Organizational Structure

MIRI operates as a non-profit research organization with a core team of research scientists, engineers, and operations staff, interacting with external advisors drawn from academia and industry including scholars from Oxford University, Harvard University, Columbia University, and institutions like RAND Corporation. Governance has involved boards and donors connected to figures in the effective altruism movement including patrons who have also supported Giving What We Can and The Life You Can Save. The institute holds workshops and collaborates with research collectives and labs at venues such as Berkeley academic centers and conference series hosted by organizations like Center for a New American Security and academic departments across United States universities.

Funding and Partnerships

Funding for the institute has come from a mix of philanthropic foundations, individual donors, and grants associated with networks like Effective Altruism Global and Open Philanthropy Project. Major donors and partners in the AI safety ecosystem include philanthropic actors connected to George Soros-style foundations, large tech philanthropy such as gifts from major industry figures, and collaborations with research groups at DeepMind and universities including Yale University and University of Cambridge. MIRI also engages with policy stakeholders and philanthropic grantmakers who participate in advisory discussions at institutions like Brookings Institution and Chatham House.

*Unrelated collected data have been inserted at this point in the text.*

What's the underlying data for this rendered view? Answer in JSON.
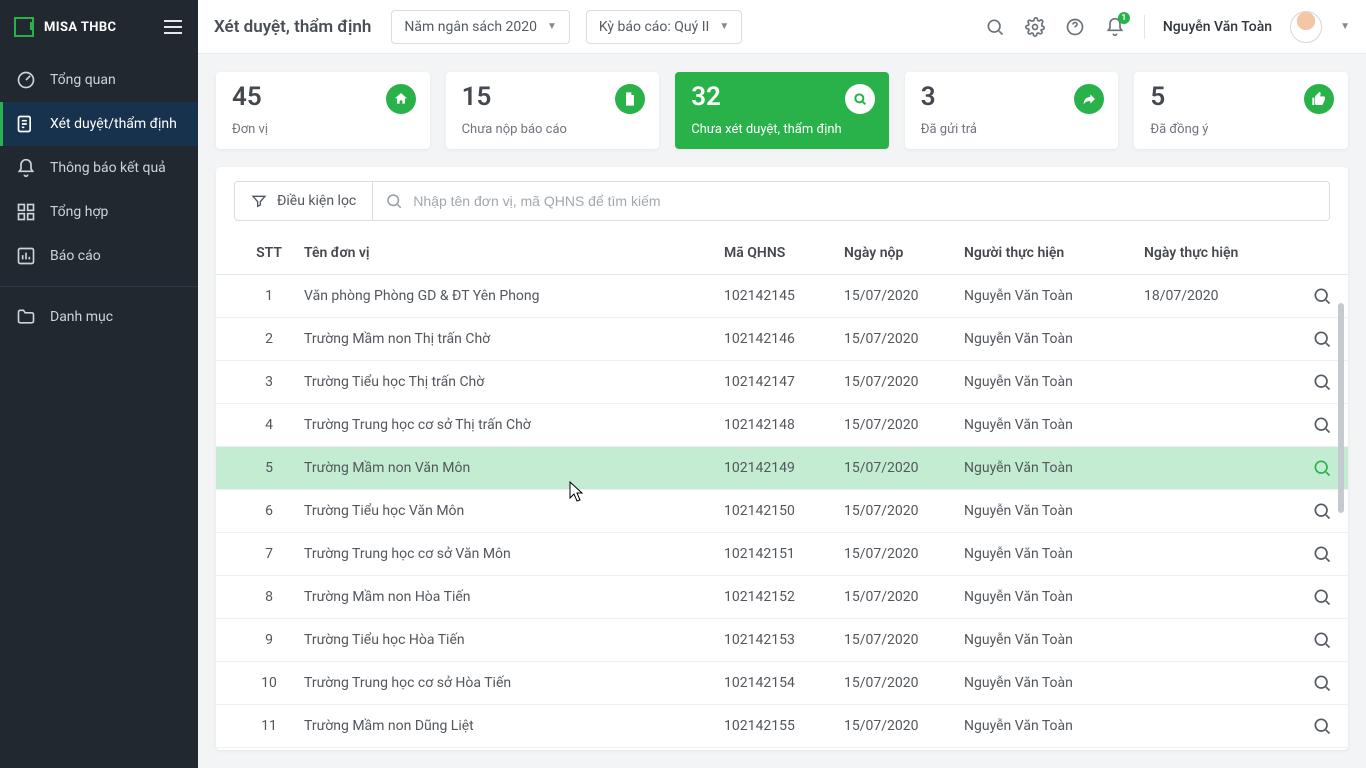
{
  "brand": {
    "name": "MISA THBC"
  },
  "sidebar": {
    "items": [
      {
        "label": "Tổng quan"
      },
      {
        "label": "Xét duyệt/thẩm định"
      },
      {
        "label": "Thông báo kết quả"
      },
      {
        "label": "Tổng hợp"
      },
      {
        "label": "Báo cáo"
      },
      {
        "label": "Danh mục"
      }
    ]
  },
  "header": {
    "title": "Xét duyệt, thẩm định",
    "budget_year": "Năm ngân sách 2020",
    "report_period": "Kỳ báo cáo: Quý II",
    "user": "Nguyễn Văn Toàn",
    "notif_count": "1"
  },
  "cards": [
    {
      "value": "45",
      "label": "Đơn vị",
      "icon": "home"
    },
    {
      "value": "15",
      "label": "Chưa nộp báo cáo",
      "icon": "file"
    },
    {
      "value": "32",
      "label": "Chưa xét duyệt, thẩm định",
      "icon": "search",
      "active": true
    },
    {
      "value": "3",
      "label": "Đã gửi trả",
      "icon": "reply"
    },
    {
      "value": "5",
      "label": "Đã đồng ý",
      "icon": "thumb"
    }
  ],
  "filter": {
    "button": "Điều kiện lọc",
    "placeholder": "Nhập tên đơn vị, mã QHNS để tìm kiếm"
  },
  "table": {
    "headers": {
      "stt": "STT",
      "name": "Tên đơn vị",
      "code": "Mã QHNS",
      "sdate": "Ngày nộp",
      "actor": "Người thực hiện",
      "adate": "Ngày thực hiện"
    },
    "rows": [
      {
        "i": "1",
        "name": "Văn phòng Phòng GD & ĐT Yên Phong",
        "code": "102142145",
        "sdate": "15/07/2020",
        "actor": "Nguyễn Văn Toàn",
        "adate": "18/07/2020"
      },
      {
        "i": "2",
        "name": "Trường Mầm non Thị trấn Chờ",
        "code": "102142146",
        "sdate": "15/07/2020",
        "actor": "Nguyễn Văn Toàn",
        "adate": ""
      },
      {
        "i": "3",
        "name": "Trường Tiểu học Thị trấn Chờ",
        "code": "102142147",
        "sdate": "15/07/2020",
        "actor": "Nguyễn Văn Toàn",
        "adate": ""
      },
      {
        "i": "4",
        "name": "Trường Trung học cơ sở Thị trấn Chờ",
        "code": "102142148",
        "sdate": "15/07/2020",
        "actor": "Nguyễn Văn Toàn",
        "adate": ""
      },
      {
        "i": "5",
        "name": "Trường Mầm non Văn Môn",
        "code": "102142149",
        "sdate": "15/07/2020",
        "actor": "Nguyễn Văn Toàn",
        "adate": "",
        "hover": true
      },
      {
        "i": "6",
        "name": "Trường Tiểu học Văn Môn",
        "code": "102142150",
        "sdate": "15/07/2020",
        "actor": "Nguyễn Văn Toàn",
        "adate": ""
      },
      {
        "i": "7",
        "name": "Trường Trung học cơ sở Văn Môn",
        "code": "102142151",
        "sdate": "15/07/2020",
        "actor": "Nguyễn Văn Toàn",
        "adate": ""
      },
      {
        "i": "8",
        "name": "Trường Mầm non Hòa Tiến",
        "code": "102142152",
        "sdate": "15/07/2020",
        "actor": "Nguyễn Văn Toàn",
        "adate": ""
      },
      {
        "i": "9",
        "name": "Trường Tiểu học Hòa Tiến",
        "code": "102142153",
        "sdate": "15/07/2020",
        "actor": "Nguyễn Văn Toàn",
        "adate": ""
      },
      {
        "i": "10",
        "name": "Trường Trung học cơ sở Hòa Tiến",
        "code": "102142154",
        "sdate": "15/07/2020",
        "actor": "Nguyễn Văn Toàn",
        "adate": ""
      },
      {
        "i": "11",
        "name": "Trường Mầm non Dũng Liệt",
        "code": "102142155",
        "sdate": "15/07/2020",
        "actor": "Nguyễn Văn Toàn",
        "adate": ""
      }
    ]
  }
}
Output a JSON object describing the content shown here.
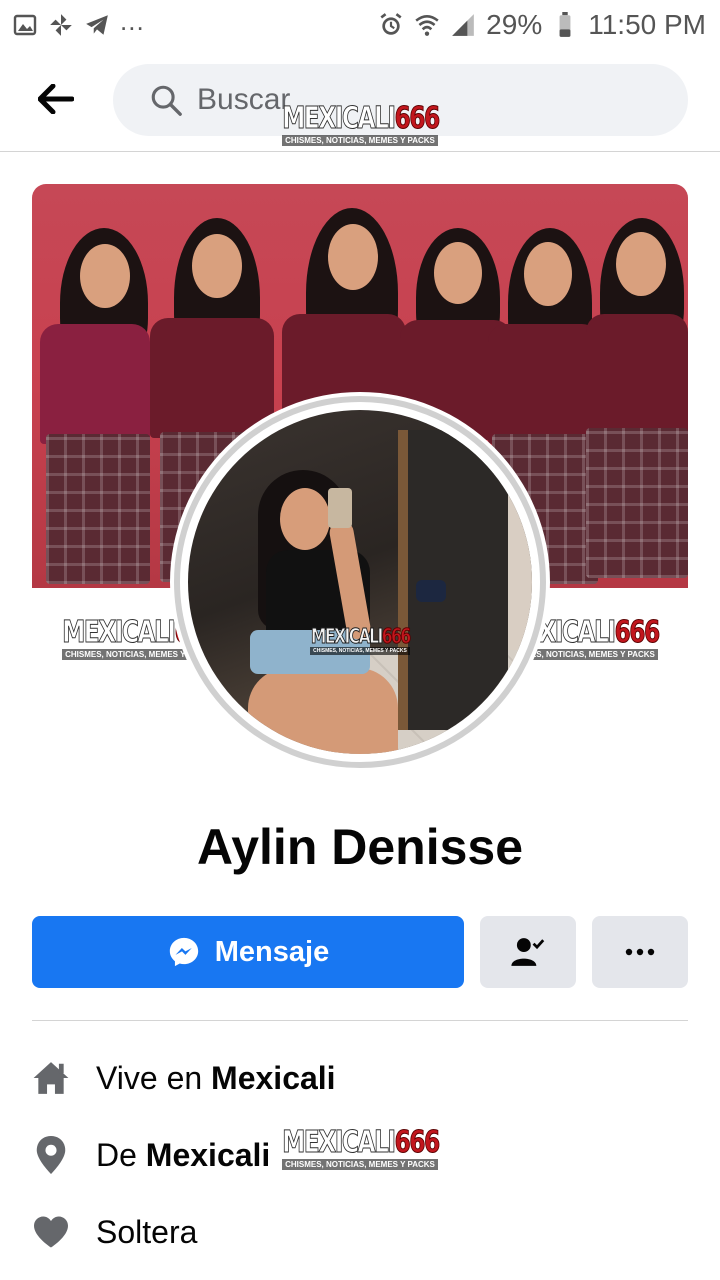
{
  "status_bar": {
    "overflow": "...",
    "battery": "29%",
    "time": "11:50 PM"
  },
  "search": {
    "placeholder": "Buscar"
  },
  "watermark": {
    "part1": "MEXICALI",
    "part2": "666",
    "tagline": "CHISMES, NOTICIAS, MEMES Y PACKS"
  },
  "profile": {
    "name": "Aylin Denisse"
  },
  "actions": {
    "message_label": "Mensaje"
  },
  "intro": {
    "lives": {
      "prefix": "Vive en ",
      "place": "Mexicali"
    },
    "from": {
      "prefix": "De ",
      "place": "Mexicali"
    },
    "relationship": "Soltera"
  },
  "colors": {
    "accent": "#1877f2",
    "icon_gray": "#65676b"
  }
}
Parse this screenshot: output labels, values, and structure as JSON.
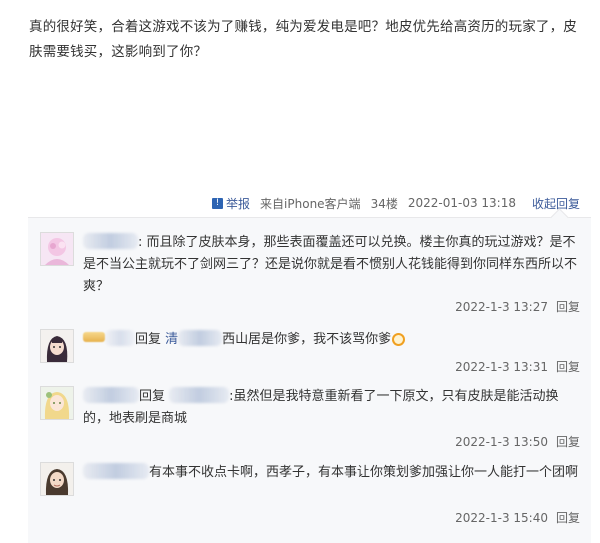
{
  "post": {
    "text": "真的很好笑，合着这游戏不该为了赚钱，纯为爱发电是吧？地皮优先给高资历的玩家了，皮肤需要钱买，这影响到了你？"
  },
  "post_meta": {
    "report_label": "举报",
    "source": "来自iPhone客户端",
    "floor": "34楼",
    "timestamp": "2022-01-03 13:18",
    "collapse_label": "收起回复"
  },
  "replies": [
    {
      "text": ": 而且除了皮肤本身，那些表面覆盖还可以兑换。楼主你真的玩过游戏？是不是不当公主就玩不了剑网三了？还是说你就是看不惯别人花钱能得到你同样东西所以不爽？",
      "time": "2022-1-3 13:27",
      "reply_label": "回复"
    },
    {
      "reply_word": "回复",
      "at_prefix": "清",
      "text": "西山居是你爹，我不该骂你爹",
      "time": "2022-1-3 13:31",
      "reply_label": "回复"
    },
    {
      "reply_word": "回复",
      "text": ":虽然但是我特意重新看了一下原文，只有皮肤是能活动换的，地表刷是商城",
      "time": "2022-1-3 13:50",
      "reply_label": "回复"
    },
    {
      "text": "有本事不收点卡啊，西孝子，有本事让你策划爹加强让你一人能打一个团啊",
      "time": "2022-1-3 15:40",
      "reply_label": "回复"
    }
  ]
}
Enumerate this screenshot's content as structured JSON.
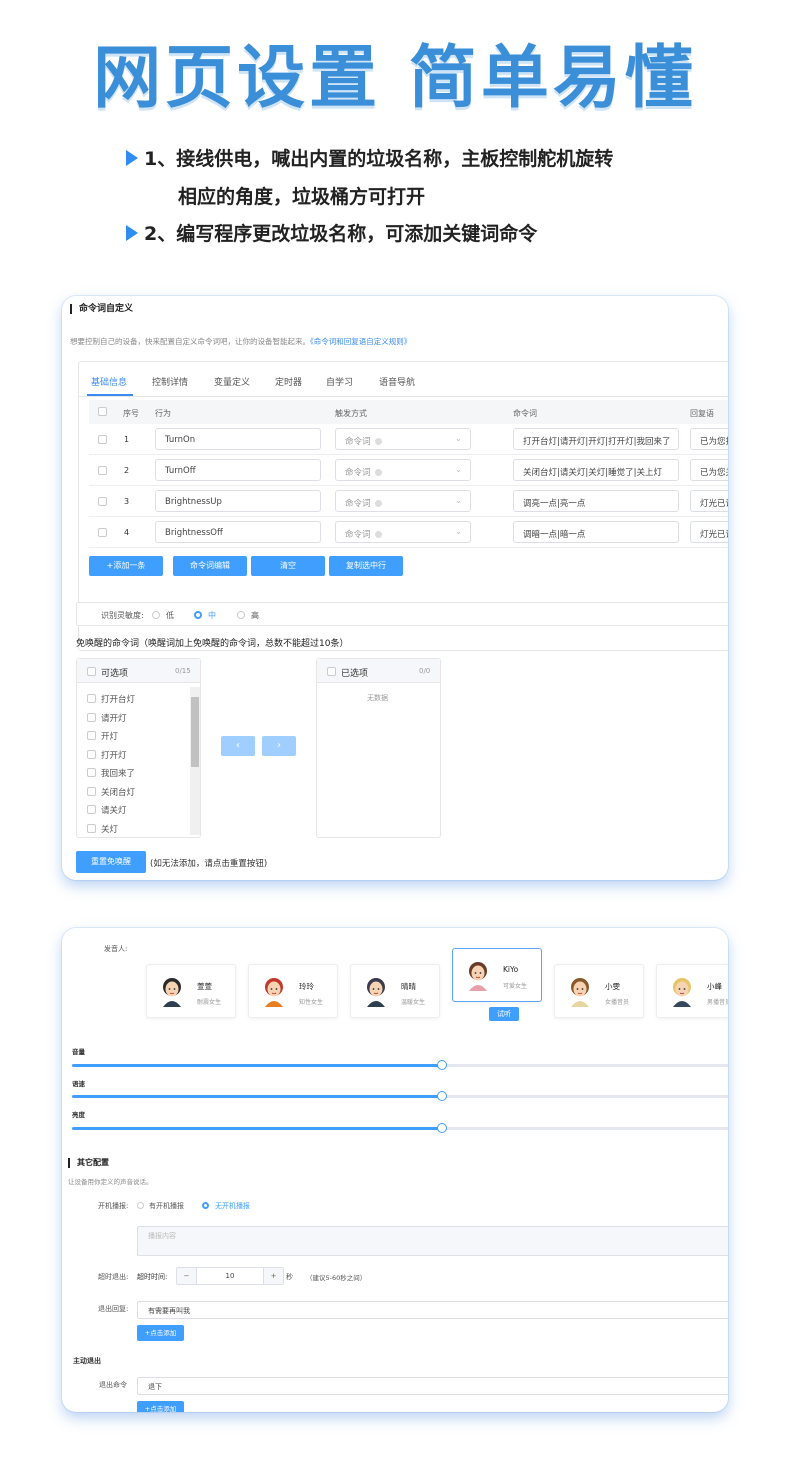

Criticisms and Controversies

MIRI’s focus on long-term, speculative risks has drawn critique from AI researchers and commentators at organizations such as OpenAI, DeepMind, and academic critics from MIT and Stanford University, who argue for more empirical, short-term safety work; notable commentators include figures like Andrew Ng and Yann LeCun in public debates. Critics have questioned methodological choices, fundraising transparency, and the prioritization of theoretical research over applied verification, echoing broader disputes in communities tied to Effective Altruism and debates surrounding trade-offs addressed by scholars like Amartya Sen and Martha Nussbaum. Supporters counter that formal foundational work complements applied efforts pursued by institutions such as IBM Research and Microsoft Research.